Portals; Adam (Neil Hopkins) prepares to cross to the other side.

A trilogy of linked stories set around the incident, Portals comprises The Other Side directed by Liam O’Donnell and written by O’Donnell and Sebastian Bendix, Call Centre directed by Eduardo Sánchez (part one) and Gregg Hale (part two) and written by Jim Alberts and Sarah directed by Timo Tjahjanto and written by Robert Cook, the premise created by Chris White offering broad possibilities and each team takes a different approach but with the segments isolated rather than forming a coherent whole where the each enhances the other narratives.

While Adam (Neil Hopkins) awakens in a hospital following a collision with one of the portals, his wife and daughter missing and blinded in one eye, a punishment for not keeping it on the road in the first place, on the first night call centre manager Kathy (Shellye Broughton) tries to keep her team calm while conspiracy theorist Stan (Paul McCarthy-Boyington) claims foreknowledge, and in Jakarta sisters Jill and Sarah (Natasha Gott and Salvita Decorte) are trapped with an increasingly hostile mob in an underground parking garage.
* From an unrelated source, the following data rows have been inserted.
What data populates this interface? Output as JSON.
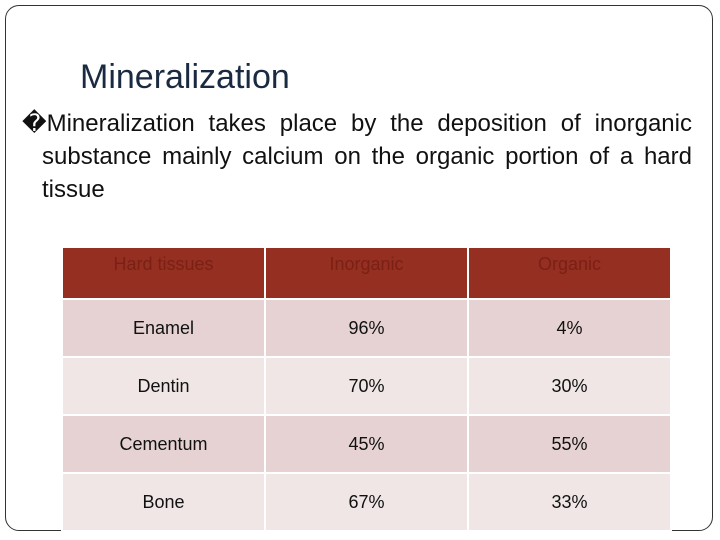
{
  "slide": {
    "title": "Mineralization",
    "body": "�Mineralization takes place by the deposition of inorganic substance mainly calcium on the organic portion of a hard tissue",
    "table": {
      "header": [
        "Hard tissues",
        "Inorganic",
        "Organic"
      ],
      "rows": [
        [
          "Enamel",
          "96%",
          "4%"
        ],
        [
          "Dentin",
          "70%",
          "30%"
        ],
        [
          "Cementum",
          "45%",
          "55%"
        ],
        [
          "Bone",
          "67%",
          "33%"
        ]
      ]
    }
  }
}
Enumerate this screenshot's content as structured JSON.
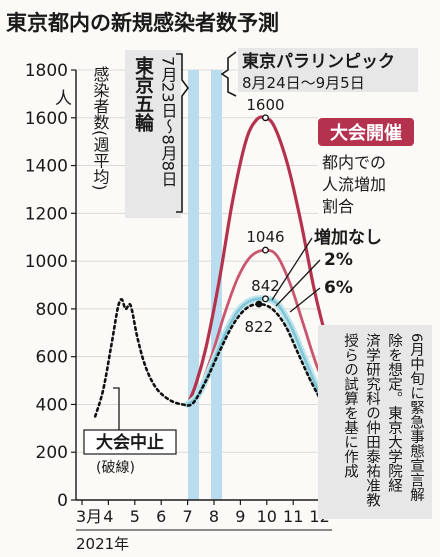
{
  "title": "東京都内の新規感染者数予測",
  "ylabel_unit": "人",
  "ylabel": "感染者数(週平均)",
  "olympics": {
    "name": "東京五輪",
    "period": "7月23日〜8月8日"
  },
  "paralympics": {
    "name": "東京パラリンピック",
    "period": "8月24日〜9月5日"
  },
  "legend_title": "大会開催",
  "legend_subtitle": "都内での人流増加割合",
  "legend_items": [
    "増加なし",
    "2%",
    "6%"
  ],
  "baseline_label": "大会中止",
  "baseline_note": "(破線)",
  "note": "6月中旬に緊急事態宣言解除を想定。東京大学院経済学研究科の仲田泰祐准教授らの試算を基に作成",
  "year_label": "2021年",
  "colors": {
    "scenario": "#b5324f",
    "baseline": "#1a1a1a",
    "highlight": "#b9dcef",
    "title_band": "#e7e7e7"
  },
  "chart_data": {
    "type": "line",
    "ylim": [
      0,
      1800
    ],
    "yticks": [
      0,
      200,
      400,
      600,
      800,
      1000,
      1200,
      1400,
      1600,
      1800
    ],
    "xlim": [
      3,
      13
    ],
    "month_ticks": [
      3,
      4,
      5,
      6,
      7,
      8,
      9,
      10,
      11,
      12
    ],
    "month_labels": [
      "3月",
      "4",
      "5",
      "6",
      "7",
      "8",
      "9",
      "10",
      "11",
      "12"
    ],
    "series": [
      {
        "name": "6%",
        "peak_label": "1600",
        "points": [
          [
            7.0,
            400
          ],
          [
            7.3,
            480
          ],
          [
            7.7,
            640
          ],
          [
            8.2,
            920
          ],
          [
            8.7,
            1250
          ],
          [
            9.2,
            1500
          ],
          [
            9.6,
            1590
          ],
          [
            9.95,
            1600
          ],
          [
            10.3,
            1560
          ],
          [
            10.8,
            1400
          ],
          [
            11.3,
            1160
          ],
          [
            11.8,
            880
          ],
          [
            12.3,
            660
          ],
          [
            12.6,
            570
          ]
        ]
      },
      {
        "name": "2%",
        "peak_label": "1046",
        "points": [
          [
            7.0,
            400
          ],
          [
            7.4,
            450
          ],
          [
            7.9,
            600
          ],
          [
            8.4,
            780
          ],
          [
            8.9,
            930
          ],
          [
            9.4,
            1020
          ],
          [
            9.95,
            1046
          ],
          [
            10.4,
            1020
          ],
          [
            10.9,
            900
          ],
          [
            11.4,
            730
          ],
          [
            11.9,
            560
          ],
          [
            12.4,
            440
          ],
          [
            12.6,
            400
          ]
        ]
      },
      {
        "name": "増加なし",
        "peak_label": "842",
        "points": [
          [
            7.0,
            400
          ],
          [
            7.4,
            440
          ],
          [
            7.9,
            560
          ],
          [
            8.4,
            690
          ],
          [
            8.9,
            790
          ],
          [
            9.4,
            835
          ],
          [
            9.95,
            842
          ],
          [
            10.4,
            820
          ],
          [
            10.9,
            730
          ],
          [
            11.4,
            600
          ],
          [
            11.9,
            470
          ],
          [
            12.4,
            360
          ],
          [
            12.6,
            320
          ]
        ]
      },
      {
        "name": "大会中止",
        "peak_label": "822",
        "points": [
          [
            3.5,
            350
          ],
          [
            3.8,
            460
          ],
          [
            4.1,
            640
          ],
          [
            4.35,
            800
          ],
          [
            4.5,
            840
          ],
          [
            4.65,
            800
          ],
          [
            4.8,
            820
          ],
          [
            4.9,
            790
          ],
          [
            5.1,
            680
          ],
          [
            5.4,
            560
          ],
          [
            5.8,
            470
          ],
          [
            6.3,
            420
          ],
          [
            6.8,
            400
          ],
          [
            7.2,
            405
          ],
          [
            7.7,
            500
          ],
          [
            8.2,
            620
          ],
          [
            8.7,
            730
          ],
          [
            9.2,
            800
          ],
          [
            9.7,
            820
          ],
          [
            10.2,
            800
          ],
          [
            10.7,
            730
          ],
          [
            11.2,
            610
          ],
          [
            11.7,
            490
          ],
          [
            12.2,
            390
          ],
          [
            12.6,
            320
          ]
        ]
      }
    ]
  }
}
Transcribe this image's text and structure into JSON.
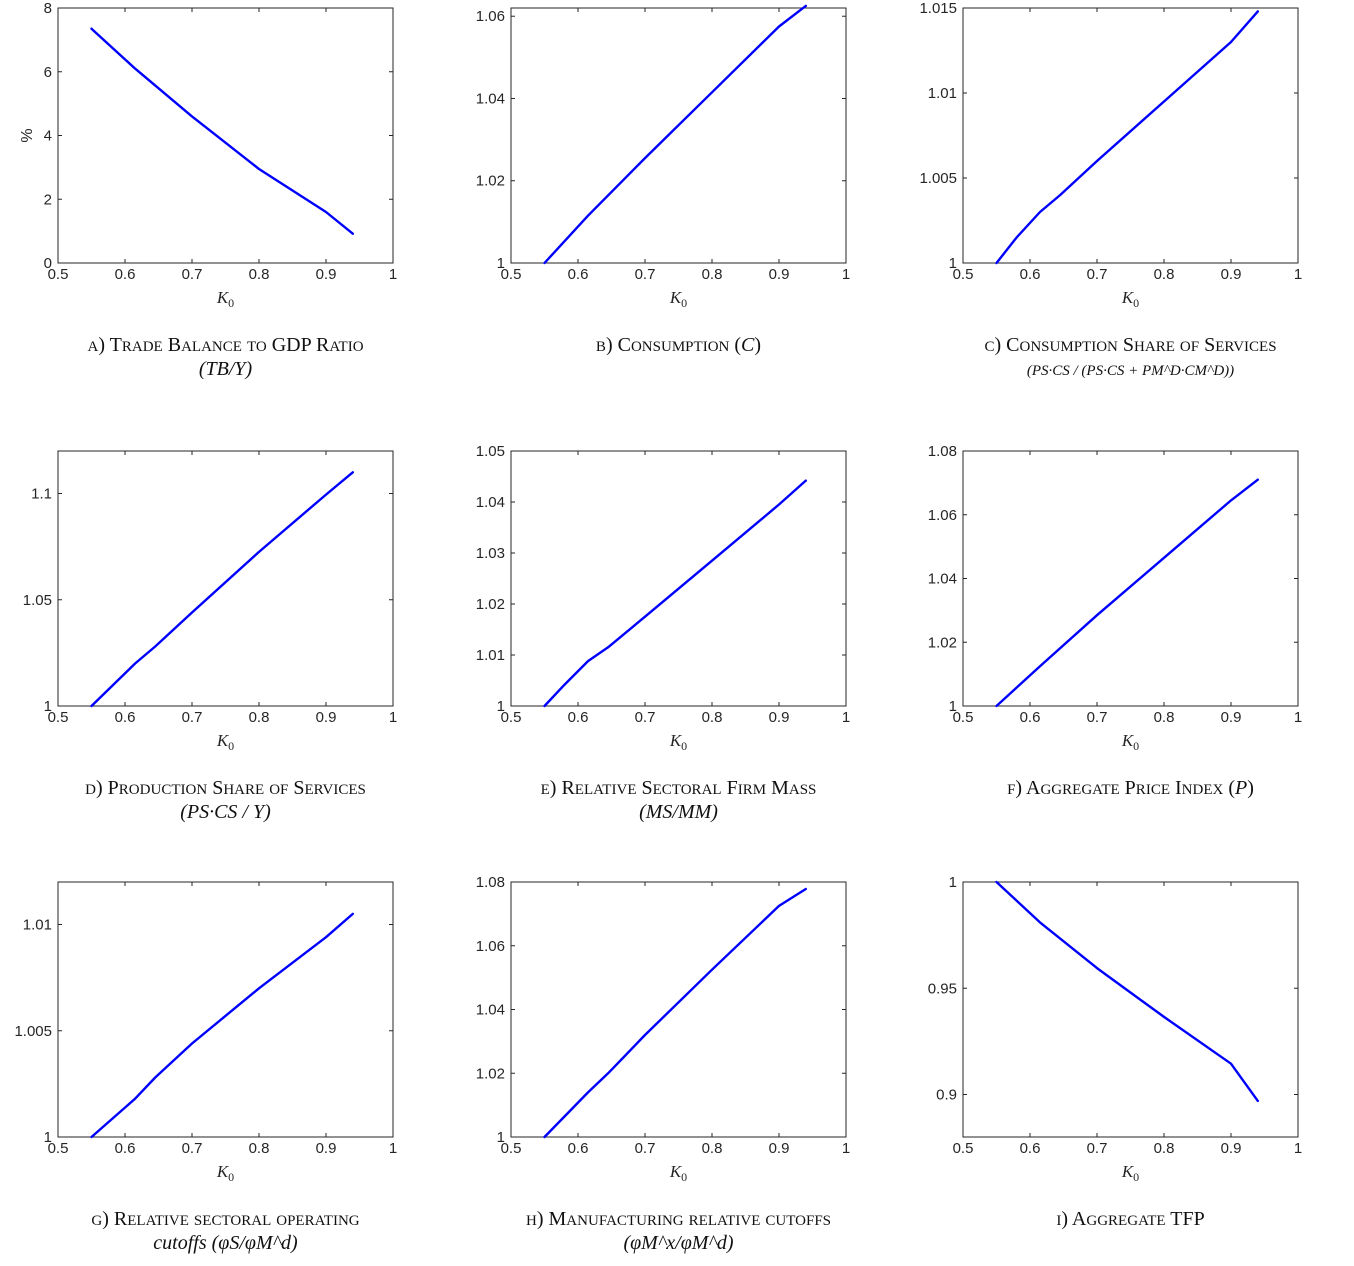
{
  "chart_data": [
    {
      "id": "a",
      "type": "line",
      "xlabel": "K0",
      "ylabel": "%",
      "xlim": [
        0.5,
        1
      ],
      "ylim": [
        0,
        8
      ],
      "xticks": [
        "0.5",
        "0.6",
        "0.7",
        "0.8",
        "0.9",
        "1"
      ],
      "yticks": [
        "0",
        "2",
        "4",
        "6",
        "8"
      ],
      "caption": [
        "a) Trade Balance to GDP Ratio",
        "(TB/Y)"
      ],
      "series": [
        {
          "color": "#0000ff",
          "x": [
            0.55,
            0.615,
            0.7,
            0.8,
            0.9,
            0.94
          ],
          "y": [
            7.35,
            6.1,
            4.6,
            2.95,
            1.6,
            0.92
          ]
        }
      ]
    },
    {
      "id": "b",
      "type": "line",
      "xlabel": "K0",
      "ylabel": "",
      "xlim": [
        0.5,
        1
      ],
      "ylim": [
        1,
        1.062
      ],
      "xticks": [
        "0.5",
        "0.6",
        "0.7",
        "0.8",
        "0.9",
        "1"
      ],
      "yticks": [
        "1",
        "1.02",
        "1.04",
        "1.06"
      ],
      "caption": [
        "b) Consumption (C)"
      ],
      "series": [
        {
          "color": "#0000ff",
          "x": [
            0.55,
            0.615,
            0.7,
            0.8,
            0.9,
            0.94
          ],
          "y": [
            1.0,
            1.0115,
            1.0255,
            1.0415,
            1.0575,
            1.0625
          ]
        }
      ]
    },
    {
      "id": "c",
      "type": "line",
      "xlabel": "K0",
      "ylabel": "",
      "xlim": [
        0.5,
        1
      ],
      "ylim": [
        1,
        1.015
      ],
      "xticks": [
        "0.5",
        "0.6",
        "0.7",
        "0.8",
        "0.9",
        "1"
      ],
      "yticks": [
        "1",
        "1.005",
        "1.01",
        "1.015"
      ],
      "caption": [
        "c) Consumption Share of Services",
        "(PS·CS / (PS·CS + PM^D·CM^D))"
      ],
      "series": [
        {
          "color": "#0000ff",
          "x": [
            0.55,
            0.58,
            0.615,
            0.645,
            0.7,
            0.8,
            0.9,
            0.94
          ],
          "y": [
            1.0,
            1.0015,
            1.003,
            1.004,
            1.006,
            1.0095,
            1.013,
            1.0148
          ]
        }
      ]
    },
    {
      "id": "d",
      "type": "line",
      "xlabel": "K0",
      "ylabel": "",
      "xlim": [
        0.5,
        1
      ],
      "ylim": [
        1,
        1.12
      ],
      "xticks": [
        "0.5",
        "0.6",
        "0.7",
        "0.8",
        "0.9",
        "1"
      ],
      "yticks": [
        "1",
        "1.05",
        "1.1"
      ],
      "caption": [
        "d) Production Share of Services",
        "(PS·CS / Y)"
      ],
      "series": [
        {
          "color": "#0000ff",
          "x": [
            0.55,
            0.615,
            0.645,
            0.7,
            0.8,
            0.9,
            0.94
          ],
          "y": [
            1.0,
            1.02,
            1.028,
            1.044,
            1.0725,
            1.0995,
            1.11
          ]
        }
      ]
    },
    {
      "id": "e",
      "type": "line",
      "xlabel": "K0",
      "ylabel": "",
      "xlim": [
        0.5,
        1
      ],
      "ylim": [
        1,
        1.05
      ],
      "xticks": [
        "0.5",
        "0.6",
        "0.7",
        "0.8",
        "0.9",
        "1"
      ],
      "yticks": [
        "1",
        "1.01",
        "1.02",
        "1.03",
        "1.04",
        "1.05"
      ],
      "caption": [
        "e) Relative Sectoral Firm Mass",
        "(MS/MM)"
      ],
      "series": [
        {
          "color": "#0000ff",
          "x": [
            0.55,
            0.58,
            0.615,
            0.645,
            0.7,
            0.8,
            0.9,
            0.94
          ],
          "y": [
            1.0,
            1.0042,
            1.0088,
            1.0115,
            1.0175,
            1.0285,
            1.0395,
            1.0442
          ]
        }
      ]
    },
    {
      "id": "f",
      "type": "line",
      "xlabel": "K0",
      "ylabel": "",
      "xlim": [
        0.5,
        1
      ],
      "ylim": [
        1,
        1.08
      ],
      "xticks": [
        "0.5",
        "0.6",
        "0.7",
        "0.8",
        "0.9",
        "1"
      ],
      "yticks": [
        "1",
        "1.02",
        "1.04",
        "1.06",
        "1.08"
      ],
      "caption": [
        "f) Aggregate Price Index (P)"
      ],
      "series": [
        {
          "color": "#0000ff",
          "x": [
            0.55,
            0.615,
            0.7,
            0.8,
            0.9,
            0.94
          ],
          "y": [
            1.0,
            1.0125,
            1.0285,
            1.0465,
            1.0645,
            1.071
          ]
        }
      ]
    },
    {
      "id": "g",
      "type": "line",
      "xlabel": "K0",
      "ylabel": "",
      "xlim": [
        0.5,
        1
      ],
      "ylim": [
        1,
        1.012
      ],
      "xticks": [
        "0.5",
        "0.6",
        "0.7",
        "0.8",
        "0.9",
        "1"
      ],
      "yticks": [
        "1",
        "1.005",
        "1.01"
      ],
      "caption": [
        "g) Relative sectoral operating",
        "cutoffs (φS/φM^d)"
      ],
      "series": [
        {
          "color": "#0000ff",
          "x": [
            0.55,
            0.615,
            0.645,
            0.7,
            0.8,
            0.9,
            0.94
          ],
          "y": [
            1.0,
            1.0018,
            1.0028,
            1.0044,
            1.007,
            1.0094,
            1.0105
          ]
        }
      ]
    },
    {
      "id": "h",
      "type": "line",
      "xlabel": "K0",
      "ylabel": "",
      "xlim": [
        0.5,
        1
      ],
      "ylim": [
        1,
        1.08
      ],
      "xticks": [
        "0.5",
        "0.6",
        "0.7",
        "0.8",
        "0.9",
        "1"
      ],
      "yticks": [
        "1",
        "1.02",
        "1.04",
        "1.06",
        "1.08"
      ],
      "caption": [
        "h) Manufacturing relative cutoffs",
        "(φM^x/φM^d)"
      ],
      "series": [
        {
          "color": "#0000ff",
          "x": [
            0.55,
            0.615,
            0.645,
            0.7,
            0.8,
            0.9,
            0.94
          ],
          "y": [
            1.0,
            1.014,
            1.02,
            1.032,
            1.0525,
            1.0725,
            1.0778
          ]
        }
      ]
    },
    {
      "id": "i",
      "type": "line",
      "xlabel": "K0",
      "ylabel": "",
      "xlim": [
        0.5,
        1
      ],
      "ylim": [
        0.88,
        1
      ],
      "xticks": [
        "0.5",
        "0.6",
        "0.7",
        "0.8",
        "0.9",
        "1"
      ],
      "yticks": [
        "0.9",
        "0.95",
        "1"
      ],
      "caption": [
        "i) Aggregate TFP"
      ],
      "series": [
        {
          "color": "#0000ff",
          "x": [
            0.55,
            0.615,
            0.7,
            0.8,
            0.9,
            0.94
          ],
          "y": [
            1.0,
            0.981,
            0.9595,
            0.9365,
            0.9145,
            0.897
          ]
        }
      ]
    }
  ]
}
Portals; another place, another time; is anything what it seems?

Blending aspects of science fiction and horror, the portals themselves recalling the monolith of 2001, gateways full of stars to destinations unknown, the segments present different experiences of the phenomenon and raise questions but while there are indications of intelligence and intent none of the stories develop sufficiently to provide satisfying answers or present a mystery so involving that the viewer feels driven to delve deeper for clues or understanding themselves.

The Other Side potentially the most interesting, it is somewhat marred by Ptolemy Slocum’s Doctor Markonen being quite so obviously evil though also contains the most disturbing moments as Adam meets his manipulative mirror self, while predictably the longest segment Sarah has the least to offer, as does the mid-credit sequence which instead of context and clarity just repeats what has already been seen, the closing shot of dozens of portals floating through city skyscrapers teasing a potential which the film never delivers.

Portals is streaming on Prime Video now

Portals; gliding serenely through the air and concealing possibility and threat, what are the portals?